Même la télévision payante, dominée par le bouquet satellitaire Sky, propriété du groupe News Corp., fait désormais partie du débat politique qui conduit l’opposition à dénoncer l’utilisation par Silvio Berlusconi de ses prérogatives politiques au profit de ses activités au sein des chaînes de télévision. En effet, à l’occasion de son plan anticrise, Silvio Berlusconi a fait adopter, le 1er décembre 2008, une mesure doublant la TVA sur les chaînes de télévision payante, qui passe ainsi de 10 à 20 %. Cet alignement sur le taux de TVA des chaînes en clair revient, pour Silvio Berlusconi, à supprimer un « privilège » accordé à Sky qui, avec 4,7 millions d’abonnés fin 2008, contrôle 91 % du secteur de la télévision payante en Italie. Sans nul doute, la mesure pénalise le principal concurrent privé de Mediaset en Italie, ce que n’a pas manqué de pointer l’opposition. Le 30 novembre 2008, M. Berlusconi s’était toutefois défendu de tout conflit d’intérêt, annonçant que Mediaset s’apprête à lancer une chaîne à péage, qui sera, elle aussi, soumise au nouveau taux de TVA. Reste que la mesure anticrise, qui doit rapporter 210 millions d’euros supplémentaires par an à l’Etat, sera financée principalement par Sky Italia.

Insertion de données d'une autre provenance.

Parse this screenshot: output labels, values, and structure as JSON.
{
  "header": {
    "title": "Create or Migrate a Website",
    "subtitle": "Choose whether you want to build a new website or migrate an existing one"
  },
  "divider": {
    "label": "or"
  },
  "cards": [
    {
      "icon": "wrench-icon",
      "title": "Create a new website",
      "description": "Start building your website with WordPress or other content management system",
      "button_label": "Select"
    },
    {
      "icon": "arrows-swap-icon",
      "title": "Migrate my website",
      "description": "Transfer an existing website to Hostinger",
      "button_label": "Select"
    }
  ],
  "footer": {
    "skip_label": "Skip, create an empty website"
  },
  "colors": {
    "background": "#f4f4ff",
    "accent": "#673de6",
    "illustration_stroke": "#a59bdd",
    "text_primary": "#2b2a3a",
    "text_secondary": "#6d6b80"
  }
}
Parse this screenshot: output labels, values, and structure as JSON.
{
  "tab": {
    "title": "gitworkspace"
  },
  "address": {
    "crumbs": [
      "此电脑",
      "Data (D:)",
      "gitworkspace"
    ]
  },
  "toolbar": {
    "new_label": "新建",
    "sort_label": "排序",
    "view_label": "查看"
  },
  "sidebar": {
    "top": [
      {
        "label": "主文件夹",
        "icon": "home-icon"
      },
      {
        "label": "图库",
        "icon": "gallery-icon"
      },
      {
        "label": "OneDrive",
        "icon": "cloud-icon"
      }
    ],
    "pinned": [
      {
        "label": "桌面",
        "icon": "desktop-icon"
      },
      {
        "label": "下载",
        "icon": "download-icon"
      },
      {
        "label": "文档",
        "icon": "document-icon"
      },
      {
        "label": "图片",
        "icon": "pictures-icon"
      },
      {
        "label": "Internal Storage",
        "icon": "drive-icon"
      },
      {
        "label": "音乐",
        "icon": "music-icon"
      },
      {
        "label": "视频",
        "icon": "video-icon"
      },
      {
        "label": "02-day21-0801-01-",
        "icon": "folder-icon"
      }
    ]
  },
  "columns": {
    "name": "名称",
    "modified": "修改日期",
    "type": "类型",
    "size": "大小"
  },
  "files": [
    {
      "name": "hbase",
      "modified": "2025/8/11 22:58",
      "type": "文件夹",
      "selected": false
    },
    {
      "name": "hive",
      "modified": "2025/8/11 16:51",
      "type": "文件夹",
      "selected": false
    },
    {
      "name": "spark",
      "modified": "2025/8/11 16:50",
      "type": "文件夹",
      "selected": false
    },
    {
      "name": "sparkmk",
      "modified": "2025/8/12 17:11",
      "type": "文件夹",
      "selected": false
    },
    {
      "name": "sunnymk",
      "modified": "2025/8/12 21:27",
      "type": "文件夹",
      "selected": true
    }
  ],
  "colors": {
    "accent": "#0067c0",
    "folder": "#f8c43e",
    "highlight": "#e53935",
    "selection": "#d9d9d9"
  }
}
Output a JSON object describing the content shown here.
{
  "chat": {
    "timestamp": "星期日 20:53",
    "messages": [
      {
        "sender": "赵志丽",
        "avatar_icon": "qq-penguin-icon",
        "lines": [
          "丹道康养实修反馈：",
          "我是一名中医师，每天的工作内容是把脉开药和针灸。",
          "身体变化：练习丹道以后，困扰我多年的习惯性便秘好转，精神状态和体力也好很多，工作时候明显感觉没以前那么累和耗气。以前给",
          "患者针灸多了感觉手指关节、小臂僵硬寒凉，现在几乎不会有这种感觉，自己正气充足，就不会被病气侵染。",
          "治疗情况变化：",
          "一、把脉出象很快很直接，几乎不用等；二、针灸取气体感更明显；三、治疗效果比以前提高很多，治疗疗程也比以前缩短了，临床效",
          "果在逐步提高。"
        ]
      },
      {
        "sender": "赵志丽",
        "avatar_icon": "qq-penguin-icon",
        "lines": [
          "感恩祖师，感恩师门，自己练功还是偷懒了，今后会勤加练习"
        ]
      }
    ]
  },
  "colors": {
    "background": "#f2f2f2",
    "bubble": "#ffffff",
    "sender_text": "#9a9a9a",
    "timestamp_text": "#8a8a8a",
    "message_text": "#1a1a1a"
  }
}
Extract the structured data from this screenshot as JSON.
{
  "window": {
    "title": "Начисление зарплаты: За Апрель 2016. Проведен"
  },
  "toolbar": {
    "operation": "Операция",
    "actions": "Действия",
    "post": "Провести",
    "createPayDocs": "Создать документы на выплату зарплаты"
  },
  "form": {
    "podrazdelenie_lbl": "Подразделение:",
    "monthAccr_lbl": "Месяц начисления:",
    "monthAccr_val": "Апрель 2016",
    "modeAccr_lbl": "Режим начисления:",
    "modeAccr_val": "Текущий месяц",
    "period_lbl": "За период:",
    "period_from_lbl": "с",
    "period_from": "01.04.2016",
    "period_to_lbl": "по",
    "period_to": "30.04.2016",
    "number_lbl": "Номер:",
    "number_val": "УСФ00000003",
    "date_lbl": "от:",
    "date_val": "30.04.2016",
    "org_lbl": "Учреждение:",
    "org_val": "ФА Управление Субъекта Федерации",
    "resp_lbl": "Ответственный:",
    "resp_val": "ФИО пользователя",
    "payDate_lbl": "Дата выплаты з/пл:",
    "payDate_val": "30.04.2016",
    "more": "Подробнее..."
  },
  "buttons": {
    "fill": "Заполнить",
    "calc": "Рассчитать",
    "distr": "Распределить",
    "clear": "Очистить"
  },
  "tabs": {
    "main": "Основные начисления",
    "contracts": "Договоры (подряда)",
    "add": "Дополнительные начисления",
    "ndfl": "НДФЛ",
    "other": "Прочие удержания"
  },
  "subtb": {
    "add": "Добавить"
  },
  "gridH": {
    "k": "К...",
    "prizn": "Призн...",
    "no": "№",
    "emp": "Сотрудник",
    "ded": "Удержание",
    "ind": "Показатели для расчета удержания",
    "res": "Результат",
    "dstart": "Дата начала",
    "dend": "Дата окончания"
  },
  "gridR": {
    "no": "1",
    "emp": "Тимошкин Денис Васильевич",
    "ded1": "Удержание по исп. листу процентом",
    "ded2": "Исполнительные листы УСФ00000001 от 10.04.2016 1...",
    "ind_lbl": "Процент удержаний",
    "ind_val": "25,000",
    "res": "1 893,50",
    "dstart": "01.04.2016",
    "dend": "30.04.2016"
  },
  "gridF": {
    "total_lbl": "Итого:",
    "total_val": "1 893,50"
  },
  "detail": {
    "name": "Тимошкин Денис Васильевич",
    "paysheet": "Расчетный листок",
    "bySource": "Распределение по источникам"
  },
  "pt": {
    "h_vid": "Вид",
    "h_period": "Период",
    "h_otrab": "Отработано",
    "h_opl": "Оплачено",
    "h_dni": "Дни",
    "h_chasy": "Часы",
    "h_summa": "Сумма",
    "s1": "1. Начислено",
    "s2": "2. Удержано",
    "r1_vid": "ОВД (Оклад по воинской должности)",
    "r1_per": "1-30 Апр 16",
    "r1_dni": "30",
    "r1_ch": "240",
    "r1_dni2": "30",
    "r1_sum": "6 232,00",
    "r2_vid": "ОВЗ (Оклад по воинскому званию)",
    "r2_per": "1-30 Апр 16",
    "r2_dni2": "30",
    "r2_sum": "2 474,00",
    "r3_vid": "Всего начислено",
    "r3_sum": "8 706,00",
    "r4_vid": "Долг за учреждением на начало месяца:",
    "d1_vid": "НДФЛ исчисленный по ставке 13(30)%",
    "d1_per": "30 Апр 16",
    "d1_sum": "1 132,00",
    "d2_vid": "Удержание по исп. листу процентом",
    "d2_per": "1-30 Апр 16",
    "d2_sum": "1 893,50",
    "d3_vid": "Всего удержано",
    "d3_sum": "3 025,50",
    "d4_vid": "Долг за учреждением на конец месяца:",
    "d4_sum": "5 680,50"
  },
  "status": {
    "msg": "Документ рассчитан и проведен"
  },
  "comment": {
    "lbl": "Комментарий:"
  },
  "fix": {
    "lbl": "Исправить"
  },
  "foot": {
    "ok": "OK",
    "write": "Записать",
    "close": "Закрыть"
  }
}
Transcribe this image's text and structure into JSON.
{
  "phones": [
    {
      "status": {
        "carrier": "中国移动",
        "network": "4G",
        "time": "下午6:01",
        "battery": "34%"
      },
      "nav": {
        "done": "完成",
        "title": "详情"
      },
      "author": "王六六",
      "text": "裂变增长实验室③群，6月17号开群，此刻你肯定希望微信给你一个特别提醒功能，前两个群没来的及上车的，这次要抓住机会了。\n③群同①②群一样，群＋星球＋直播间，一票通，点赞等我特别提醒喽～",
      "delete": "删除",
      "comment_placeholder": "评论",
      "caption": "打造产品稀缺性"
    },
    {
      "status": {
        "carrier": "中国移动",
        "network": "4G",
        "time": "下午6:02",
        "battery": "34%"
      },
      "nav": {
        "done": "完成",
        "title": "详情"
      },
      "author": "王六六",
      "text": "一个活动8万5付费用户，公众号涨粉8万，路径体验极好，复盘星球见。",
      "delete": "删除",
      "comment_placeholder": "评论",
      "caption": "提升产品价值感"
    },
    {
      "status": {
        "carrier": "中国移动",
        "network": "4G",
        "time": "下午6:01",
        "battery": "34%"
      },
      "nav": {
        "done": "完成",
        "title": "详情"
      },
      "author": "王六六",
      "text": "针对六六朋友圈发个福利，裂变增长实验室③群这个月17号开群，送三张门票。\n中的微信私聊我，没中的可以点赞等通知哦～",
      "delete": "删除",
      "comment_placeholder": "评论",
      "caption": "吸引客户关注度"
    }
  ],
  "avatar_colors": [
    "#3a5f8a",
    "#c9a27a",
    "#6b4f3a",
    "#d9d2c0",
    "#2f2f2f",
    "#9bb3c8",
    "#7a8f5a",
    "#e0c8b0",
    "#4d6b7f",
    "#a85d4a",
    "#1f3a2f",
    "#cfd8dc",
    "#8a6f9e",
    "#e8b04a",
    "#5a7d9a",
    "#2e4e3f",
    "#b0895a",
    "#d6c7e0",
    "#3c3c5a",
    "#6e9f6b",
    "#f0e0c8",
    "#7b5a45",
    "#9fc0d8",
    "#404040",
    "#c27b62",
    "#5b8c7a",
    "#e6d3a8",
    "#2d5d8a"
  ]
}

Les clivages partisans s’estompent toutefois quand il s’agit de défendre des intérêts commerciaux : en concurrence sur le marché des chaînes en clair, les dirigeants de la RAI, comme ceux de Mediaset, s’accordent ainsi sur la menace que constitue Sky Italia pour leur modèle économique et ont annoncé la constitution d’une société commune, Tivu, détenue a parité, qui lancera une plate-forme de télévision gratuite par satellite en juin 2009. En effet, le nombre d’abonnés au bouquet satellitaire du groupe News Corp. est passé de 3,1 millions à 4,7 millions en quatre ans, rassemblant ainsi une part d’audience significative aux chaînes en clair, alors même que Sky Italia n’a pas le droit de commercialiser ses bouquets de chaînes via des offres triple play, ce support étant partout en Europe le relais de croissance des chaînes payantes. Cette restriction, imposée par les autorités européennes de la concurrence lors de la fusion en 2003 des deux bouquets italiens de télévision par satellite, doit être levée en 2011 : en positionnant dès 2009 une offre de télévision gratuite par satellite face à l’offre payante de News Corp., la RAI et Mediaset espèrent, en proposant également une offre élargie de chaînes, limiter l’attrait des Italiens pour le bouquet de leur concurrent.

Sources :

  • « Deux présidents pour un fauteuil : Berlusconi sème la zizanie à gauche », AFP, tv5.org, 19 novembre 2008.
  • « M. Berlusconi ne veut plus que la RAI se « paye » sa tête », Philippe Ridet, Le Monde, 22 novembre 2008.
  • « Télévision italienne : la gauche accuse Berlusconi de conflit d’intérêt », AFP, tv5.org, 1er décembre 2008.
  • « En Italie, M. Berlusconi double la TVA pour la télé payante », Philippe Ridet, Le Monde, 2 décembre 2008.
  • « Mediaset et la RAI s’allient contre Murdoch », Frank Paul Weber, La Tribune, 22 janvier 2009.